Corindon : Informations techniques

Corindon : Informations techniques

Fiche technique du Corindon

PropriétésClassification chimiqueComposition chimique
dureté, abrasif, réfractaire, polissage et broyage Oxide Al2O3

Propriétés du corindon

La ténacité du corindon brun est plus élevée que celle du corindon blanc (on peut encore l'accentuer par un retraitement thermique). Il doit cette ténacité à sa teneur en oxyde de titane qui diminue la taille des cristaux.

L’alumine bêta est la phase d’impureté principale observée dans le corindon blanc et représente la partie du lingot à point de fusion le plus bas où la soude a migré. L'ajout de 2% d'oxyde de chrome, qui substitue Cr3+ à Al3+ dans la structure du corindon blanc, en augmente la ténacité. La volatilisation de la soude, à 2100°C, crée dans le corindon blanc une porosité parfois bénéfique.

En 1961, après 44 ans de gestation, sont apparues sur le marché les alumines - zircones (abrasifs AZ), obtenues par fusion d'un mélange de bauxite, zircon, coke, ferrailles et solidifiées par trempe.

Elles sont 5 fois plus tenaces que le corindon brun. En ce qui concerne la morphologie, les grains de corindon brun sont massifs (isométriques) alors que ceux de corindon blanc sont aigus et coupants. Pour une coupe granulométrique donnée, plus la densité apparente est élevée, plus les grains sont isométriques.

production corindon
phase du corindon

Les phases en présence dans la fabrication du corindon

Les phases solides sont constituées par le mélange des matières premières ainsi que par l’autogarnissage du four. Les matières premières surnagent et couvrent le corindon liquide permettant de réduire les pertes thermiques par rayonnement.
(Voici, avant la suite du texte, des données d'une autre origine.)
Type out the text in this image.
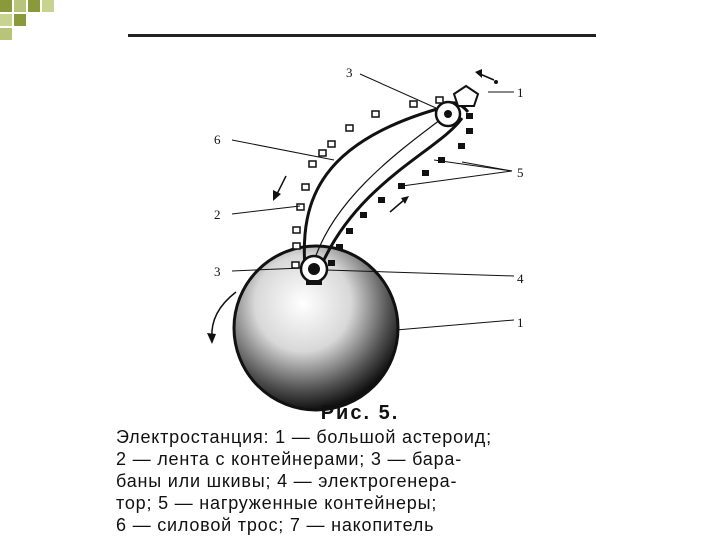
3
1
6
5
2
3	4
1
Рис. 5.
Электростанция: 1 — большой астероид;
2 — лента с контейнерами; 3 — бара-
баны или шкивы; 4 — электрогенера-
тор; 5 — нагруженные контейнеры;
6 — силовой трос; 7 — накопитель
L’autogarnissage, élément primordial d’un four à arc, est constitué de deux phases :

  • La phase solide en équilibre thermique avec le corindon liquide, en cours d’élaboration, constitue les parois du creuset
  • Un composé contenant du carbure de titane, en équilibre chimique avec le ferrosilicium titanifère, constitue le fond du creuset.

Les phases liquides sont constituées par le corindon liquide, en cours de réduction au centre du four, et par le ferrosilicium titanifère, qui coalesce au fond du creuset en raison de sa densité. En effet, à l’issue d’un certain nombre de coulées de corindon "pur", il faut pratiquer une purge du ferrosilicium qui s’est accumulé au fond du creuset. Cette purge est réalisée par basculement complet du creuset.
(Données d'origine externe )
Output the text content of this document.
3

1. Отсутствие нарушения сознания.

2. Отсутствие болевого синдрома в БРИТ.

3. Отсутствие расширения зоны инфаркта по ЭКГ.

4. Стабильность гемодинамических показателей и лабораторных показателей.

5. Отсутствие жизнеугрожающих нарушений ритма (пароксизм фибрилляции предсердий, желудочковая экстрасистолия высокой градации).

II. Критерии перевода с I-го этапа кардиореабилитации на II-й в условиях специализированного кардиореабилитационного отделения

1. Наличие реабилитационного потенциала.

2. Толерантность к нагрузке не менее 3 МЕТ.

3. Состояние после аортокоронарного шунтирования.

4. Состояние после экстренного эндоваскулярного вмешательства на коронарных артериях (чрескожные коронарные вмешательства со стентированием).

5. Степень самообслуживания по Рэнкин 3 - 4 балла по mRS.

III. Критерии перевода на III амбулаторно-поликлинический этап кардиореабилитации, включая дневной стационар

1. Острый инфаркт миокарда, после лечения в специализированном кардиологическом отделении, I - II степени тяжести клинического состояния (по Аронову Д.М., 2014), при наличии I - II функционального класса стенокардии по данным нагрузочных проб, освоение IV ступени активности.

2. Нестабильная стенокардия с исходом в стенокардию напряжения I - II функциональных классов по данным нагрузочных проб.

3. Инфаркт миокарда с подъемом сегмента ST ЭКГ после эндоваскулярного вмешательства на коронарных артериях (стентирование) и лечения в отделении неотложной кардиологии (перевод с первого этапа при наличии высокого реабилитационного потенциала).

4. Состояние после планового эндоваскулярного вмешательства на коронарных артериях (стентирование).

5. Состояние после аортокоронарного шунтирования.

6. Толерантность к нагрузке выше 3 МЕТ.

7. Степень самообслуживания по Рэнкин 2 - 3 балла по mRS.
La réaction du carbone avec certains oxydes tels CO et SiO entraîne la formation de phases gazeuses.

 

Les équilibres du corindon

Pour des raisons liées au procédé et à la sécurité, l'équilibre thermodynamique est capital. La réduction partielle des principaux oxydes, accompagnant l’alumine, conduit à la production d’un ferrosilicium titanifère.

Après solidification, il doit pouvoir être séparé magnétiquement s’il est inclus dans le corindon. La teneur en silice du ferrosilicium doit être comprise entre 13% et 21% afin de conjuguer une bonne broyabilité et des propriétés ferromagnétiques. D'autre part, une trop forte quantité de Ti entraîne la précipitation de TiC sur la sole, ce qui a pour conséquence de réduire la profondeur utile du creuset.

A contrario, si la teneur en Ti est inférieure à celle que demande l’équilibre thermodynamique des réactifs en présence, il y aura dissolution du TiC de la sole dans le ferrosilicium liquide pouvant se traduire par le perçage du creuset puis la fusion de la cuve en acier.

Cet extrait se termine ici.